Uptodai.com - Tren positif kembali menghampiri industri otomotif tanah air setelah data terbaru menunjukkan bahwa penjualan motor Indonesia pada Juni 2026 berhasil mencatatkan kenaikan yang signifikan. Berdasarkan laporan Asosiasi Industri Sepeda Motor Indonesia (AISI), distribusi domestik pada bulan keenam tersebut sukses menyentuh angka 515.136 unit. Pencapaian ini menandai kebangkitan pasar setelah sempat mengalami kelesuan pada bulan sebelumnya.

Pertumbuhan ini setara dengan peningkatan sebesar 7,5 persen jika dibandingkan dengan perolehan Mei 2026 yang hanya tertahan di angka 479.388 unit. Lonjakan ini sekaligus membawa angin segar bagi para produsen yang sempat khawatir akan penurunan daya beli masyarakat. Dengan hasil ini, pasar kembali mengamankan posisinya di level psikologis aman yaitu di atas 500 ribu unit per bulan.

Secara akumulatif, total penjualan sepanjang semester pertama tahun 2026 kini telah menembus angka 3.129.587 unit. Jika disandingkan dengan periode yang sama pada tahun lalu, terdapat pertumbuhan tipis sekitar 0,8 persen. Hal ini membuktikan bahwa minat masyarakat terhadap kendaraan roda dua tetap kokoh di tengah berbagai tantangan ekonomi global yang dinamis.

Faktor Pendorong Pemulihan Pasar Domestik

Para pengamat menilai bahwa kemudahan akses pembiayaan atau kredit motor menjadi salah satu pendorong utama pulihnya pasar domestik. Lembaga pembiayaan yang menawarkan uang muka rendah serta tenor fleksibel sangat membantu konsumen kelas menengah ke bawah dalam mengamankan alat transportasi harian mereka.

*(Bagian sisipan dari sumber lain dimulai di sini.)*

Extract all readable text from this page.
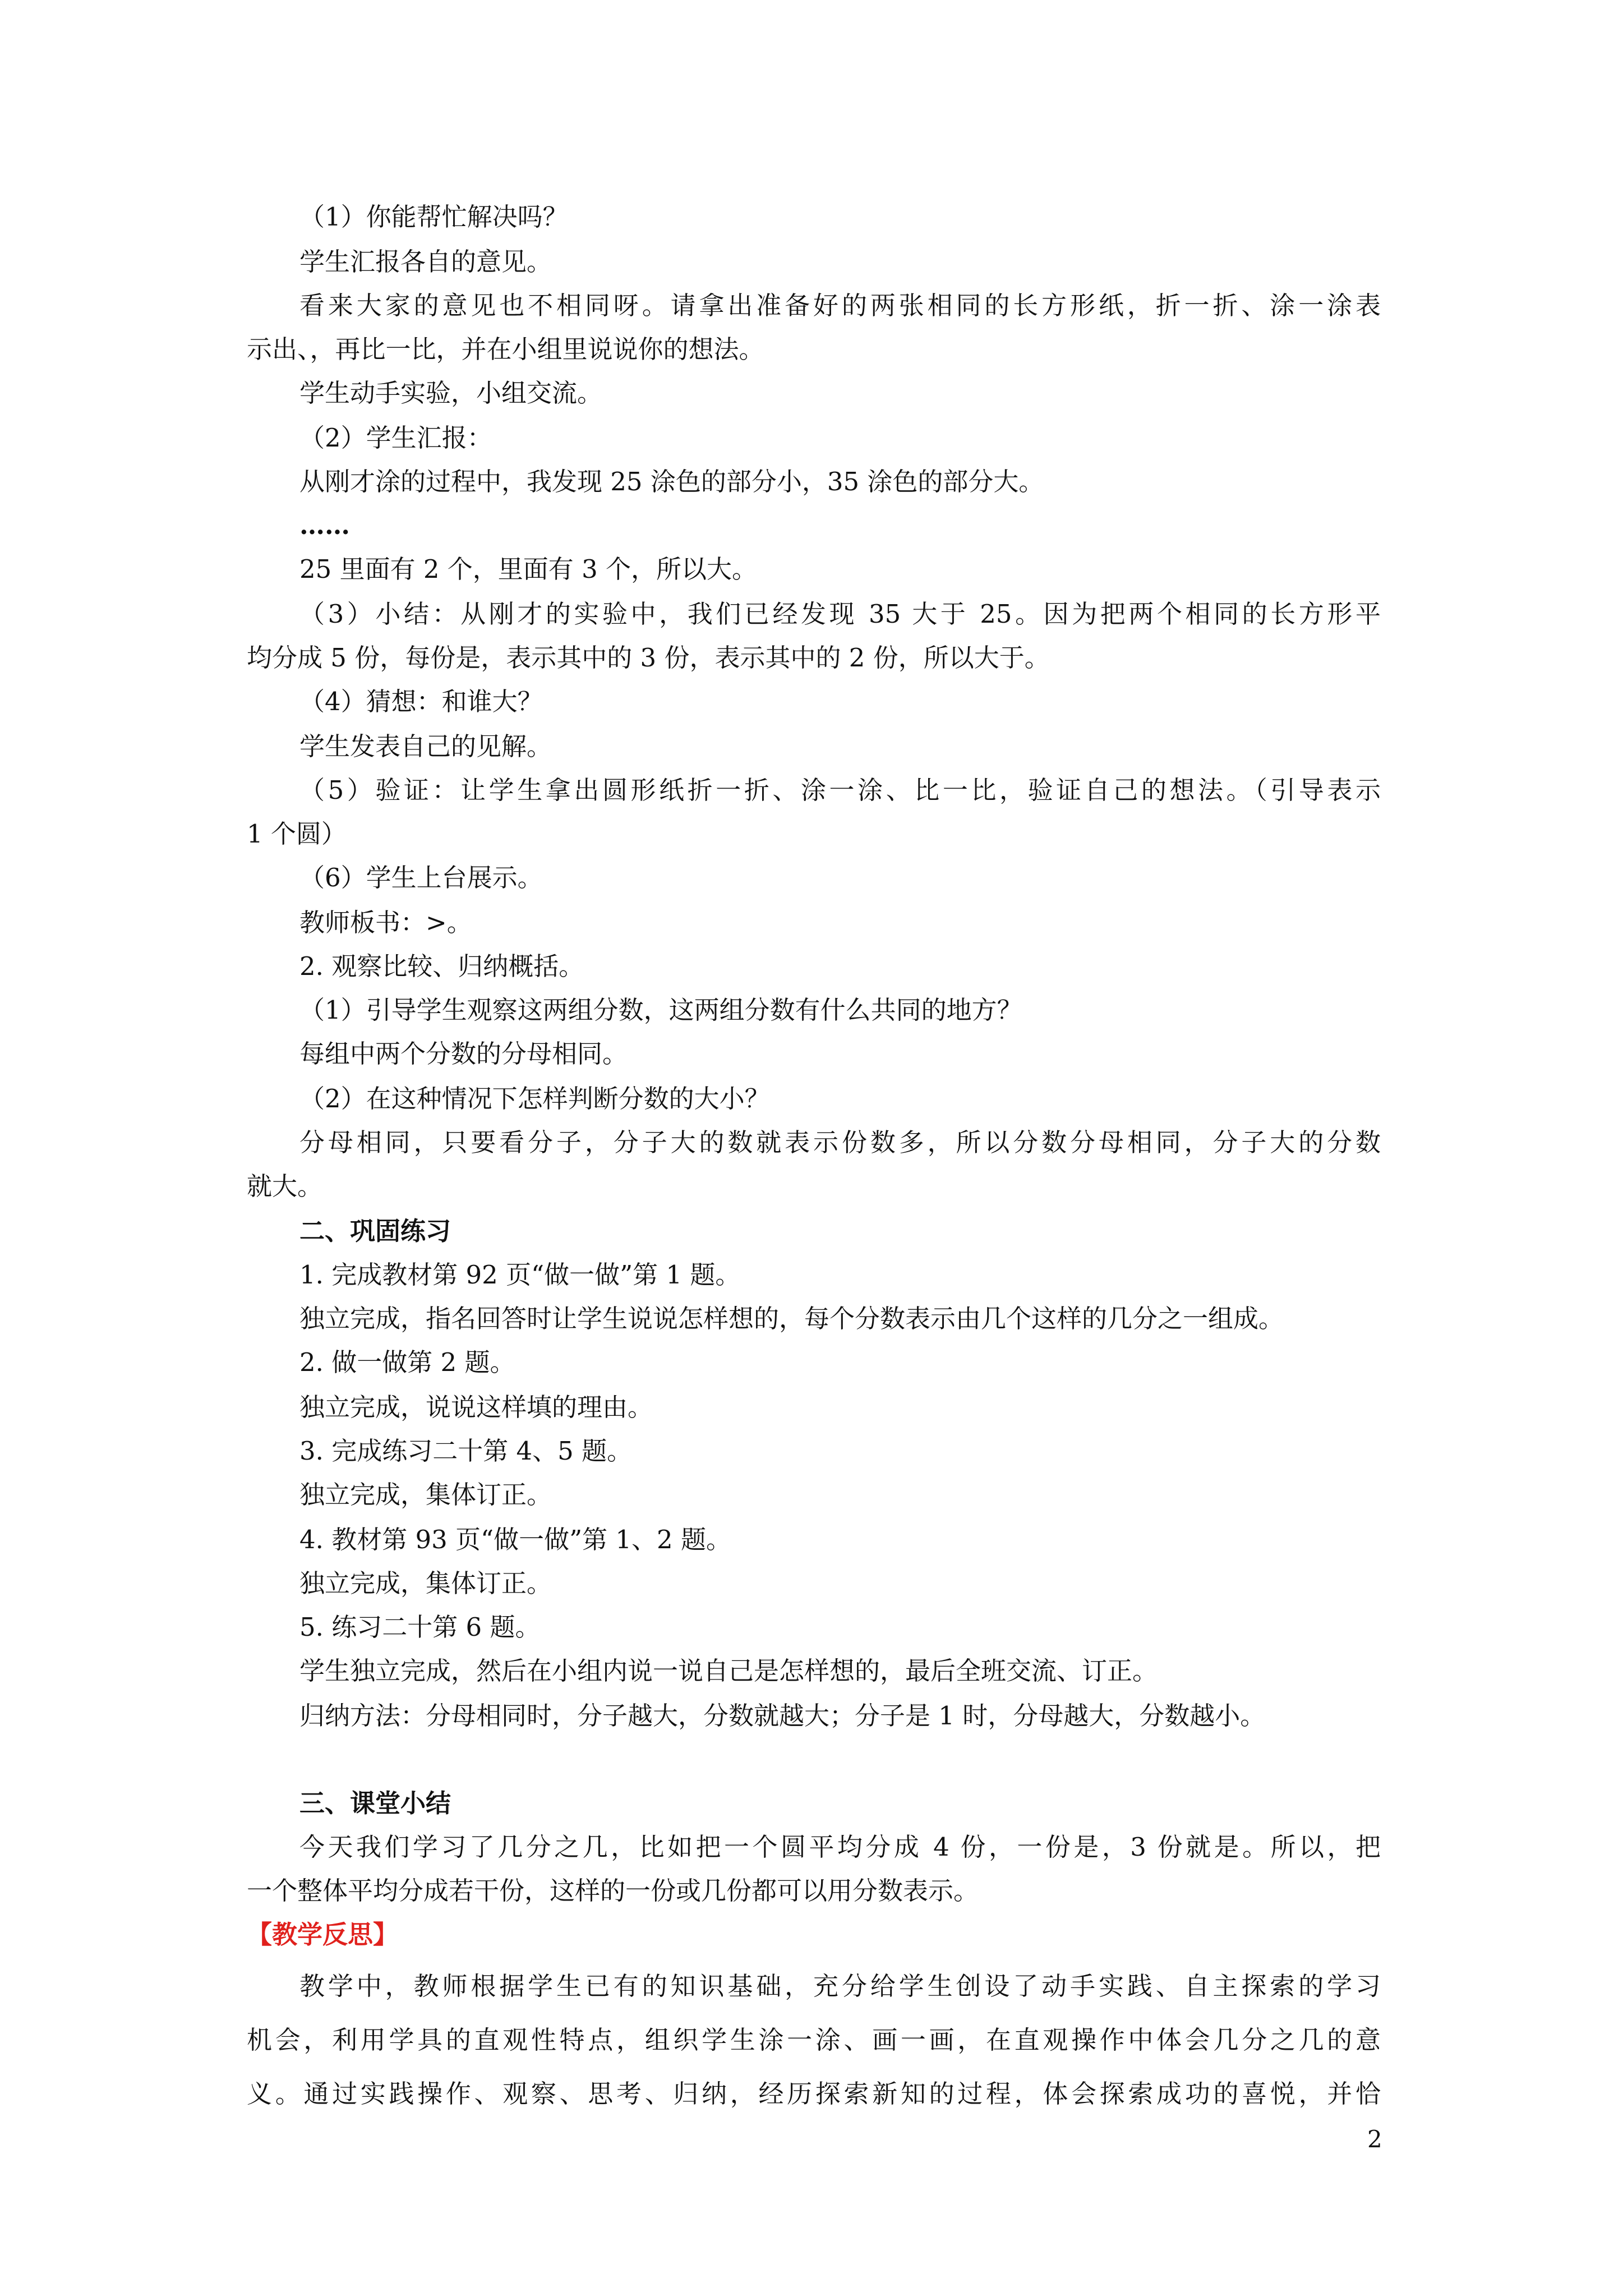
（1）你能帮忙解决吗？

学生汇报各自的意见。

看来大家的意见也不相同呀。请拿出准备好的两张相同的长方形纸，折一折、涂一涂表

示出、，再比一比，并在小组里说说你的想法。

学生动手实验，小组交流。

（2）学生汇报：

从刚才涂的过程中，我发现 25 涂色的部分小，35 涂色的部分大。

……

25 里面有 2 个，里面有 3 个，所以大。

（3）小结：从刚才的实验中，我们已经发现 35 大于 25。因为把两个相同的长方形平

均分成 5 份，每份是，表示其中的 3 份，表示其中的 2 份，所以大于。

（4）猜想：和谁大？

学生发表自己的见解。

（5）验证：让学生拿出圆形纸折一折、涂一涂、比一比，验证自己的想法。（引导表示

1 个圆）

（6）学生上台展示。

教师板书：>。

2. 观察比较、归纳概括。

（1）引导学生观察这两组分数，这两组分数有什么共同的地方？

每组中两个分数的分母相同。

（2）在这种情况下怎样判断分数的大小？

分母相同，只要看分子，分子大的数就表示份数多，所以分数分母相同，分子大的分数

就大。

二、巩固练习

1. 完成教材第 92 页“做一做”第 1 题。

独立完成，指名回答时让学生说说怎样想的，每个分数表示由几个这样的几分之一组成。

2. 做一做第 2 题。

独立完成，说说这样填的理由。

3. 完成练习二十第 4、5 题。

独立完成，集体订正。

4. 教材第 93 页“做一做”第 1、2 题。

独立完成，集体订正。

5. 练习二十第 6 题。

学生独立完成，然后在小组内说一说自己是怎样想的，最后全班交流、订正。

归纳方法：分母相同时，分子越大，分数就越大；分子是 1 时，分母越大，分数越小。

三、课堂小结

今天我们学习了几分之几，比如把一个圆平均分成 4 份，一份是，3 份就是。所以，把

一个整体平均分成若干份，这样的一份或几份都可以用分数表示。

【教学反思】

教学中，教师根据学生已有的知识基础，充分给学生创设了动手实践、自主探索的学习

机会，利用学具的直观性特点，组织学生涂一涂、画一画，在直观操作中体会几分之几的意

义。通过实践操作、观察、思考、归纳，经历探索新知的过程，体会探索成功的喜悦，并恰

2
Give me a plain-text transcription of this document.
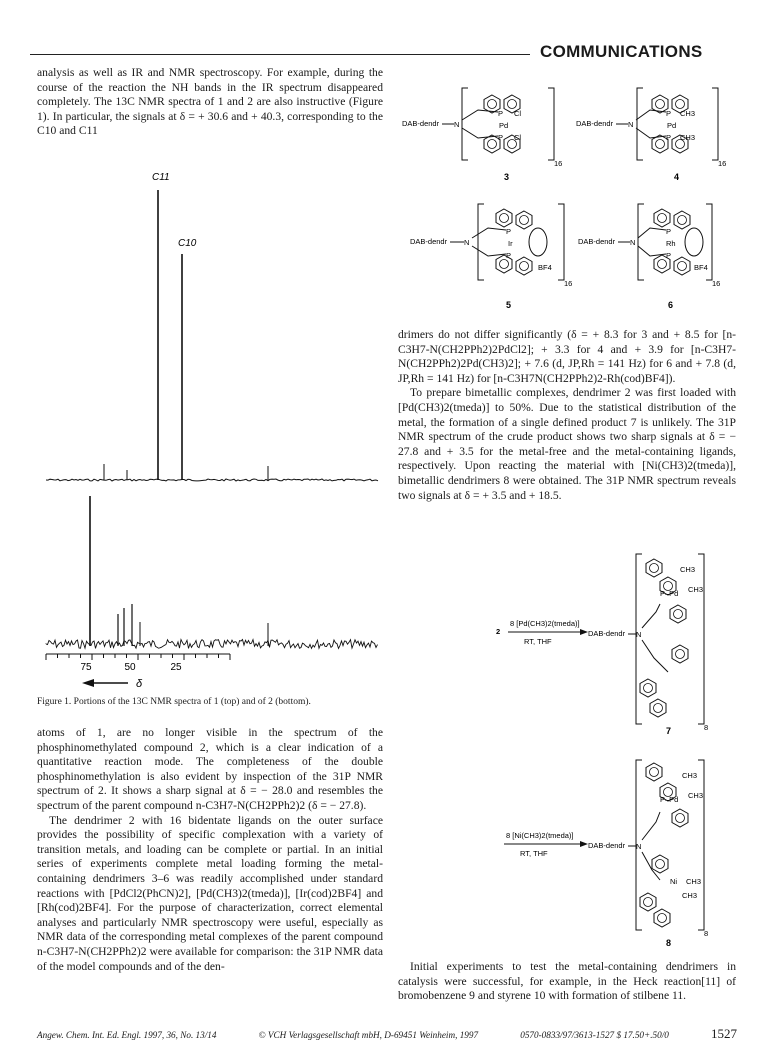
COMMUNICATIONS

analysis as well as IR and NMR spectroscopy. For example, during the course of the reaction the NH bands in the IR spectrum disappeared completely. The 13C NMR spectra of 1 and 2 are also instructive (Figure 1). In particular, the signals at δ = + 30.6 and + 40.3, corresponding to the C10 and C11

C11
C10
75	50	25
δ
Figure 1. Portions of the 13C NMR spectra of 1 (top) and of 2 (bottom).

atoms of 1, are no longer visible in the spectrum of the phosphinomethylated compound 2, which is a clear indication of a quantitative reaction mode. The completeness of the double phosphinomethylation is also evident by inspection of the 31P NMR spectrum of 2. It shows a sharp signal at δ = − 28.0 and resembles the spectrum of the parent compound n-C3H7-N(CH2PPh2)2 (δ = − 27.8).

The dendrimer 2 with 16 bidentate ligands on the outer surface provides the possibility of specific complexation with a variety of transition metals, and loading can be complete or partial. In an initial series of experiments complete metal loading forming the metal-containing dendrimers 3–6 was readily accomplished under standard reactions with [PdCl2(PhCN)2], [Pd(CH3)2(tmeda)], [Ir(cod)2BF4] and [Rh(cod)2BF4]. For the purpose of characterization, correct elemental analyses and particularly NMR spectroscopy were useful, especially as NMR data of the corresponding metal complexes of the parent compound n-C3H7-N(CH2PPh2)2 were available for comparison: the 31P NMR data of the model compounds and of the den-

DAB-dendr N
P
P
Pd
Cl
Cl
16
3
DAB-dendr N
P
P
Pd
CH3
CH3
16
4
DAB-dendr N
P
P
Ir
BF4
16
5
DAB-dendr N
P
P
Rh
BF4
16
6

drimers do not differ significantly (δ = + 8.3 for 3 and + 8.5 for [n-C3H7-N(CH2PPh2)2PdCl2]; + 3.3 for 4 and + 3.9 for [n-C3H7-N(CH2PPh2)2Pd(CH3)2]; + 7.6 (d, JP,Rh = 141 Hz) for 6 and + 7.8 (d, JP,Rh = 141 Hz) for [n-C3H7N(CH2PPh2)2-Rh(cod)BF4]).

To prepare bimetallic complexes, dendrimer 2 was first loaded with [Pd(CH3)2(tmeda)] to 50%. Due to the statistical distribution of the metal, the formation of a single defined product 7 is unlikely. The 31P NMR spectrum of the crude product shows two sharp signals at δ = − 27.8 and + 3.5 for the metal-free and the metal-containing ligands, respectively. Upon reacting the material with [Ni(CH3)2(tmeda)], bimetallic dendrimers 8 were obtained. The 31P NMR spectrum reveals two signals at δ = + 3.5 and + 18.5.

2
8 [Pd(CH3)2(tmeda)]
RT, THF
DAB-dendr N
CH3
CH3
P–Pd
8
7
8 [Ni(CH3)2(tmeda)]
RT, THF
DAB-dendr N
CH3
CH3
P–Pd
Ni CH3
CH3
8
8

Initial experiments to test the metal-containing dendrimers in catalysis were successful, for example, in the Heck reaction[11] of bromobenzene 9 and styrene 10 with formation of stilbene 11.

Angew. Chem. Int. Ed. Engl. 1997, 36, No. 13/14	© VCH Verlagsgesellschaft mbH, D-69451 Weinheim, 1997	0570-0833/97/3613-1527 $ 17.50+.50/0	1527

Selain itu, stabilnya harga bahan bakar minyak juga turut menjaga minat beli masyarakat tetap tinggi sepanjang kuartal kedua ini.

Melihat pencapaian di paruh pertama ini, target penjualan nasional sebesar 6,4 juta unit hingga akhir tahun 2026 dirasa masih sangat realistis untuk dicapai. Secara historis, siklus penjualan sepeda motor di Indonesia memang selalu menunjukkan grafik yang melonjak pada semester kedua. Kehadiran berbagai pameran otomotif besar dan program promo akhir tahun biasanya menjadi katalisator utama pendongkrak transaksi.

Kinerja Ekspor yang Masih Tertekan

Namun, kontras dengan performa domestik yang gemilang, kinerja ekspor sepeda motor Indonesia justru mengalami tekanan yang cukup berat. Pengiriman unit utuh atau Completely Built Up (CBU) pada Juni 2026 tercatat menurun sebesar 9,3 persen menjadi 50.067 unit. Penurunan ini diduga terjadi akibat adanya penyesuaian regulasi impor di beberapa negara tujuan utama di kawasan Asia Tenggara.

Tantangan ekspor ini juga diperparah oleh perlambatan ekonomi global yang memicu penurunan daya beli di pasar internasional. Kondisi ini memaksa para produsen lokal untuk menyusun ulang strategi distribusi global mereka agar tetap kompetitif. Kendati demikian, kuatnya permintaan dalam negeri terbukti mampu menjadi bumper yang efektif untuk menjaga stabilitas produksi pabrikan lokal.

Selain ekspor CBU, pengiriman dalam bentuk terurai atau Completely Knocked Down (CKD) juga terkoreksi sebesar 7,6 persen menjadi 644.402 unit. Sektor ekspor komponen pun tidak luput dari tren negatif dengan penurunan sekitar 9,9 persen dibanding bulan sebelumnya. Walau demikian, AISI tetap optimistis bahwa dominasi segmen skuter matik (skutik) akan terus menjadi motor penggerak utama industri di pasar lokal.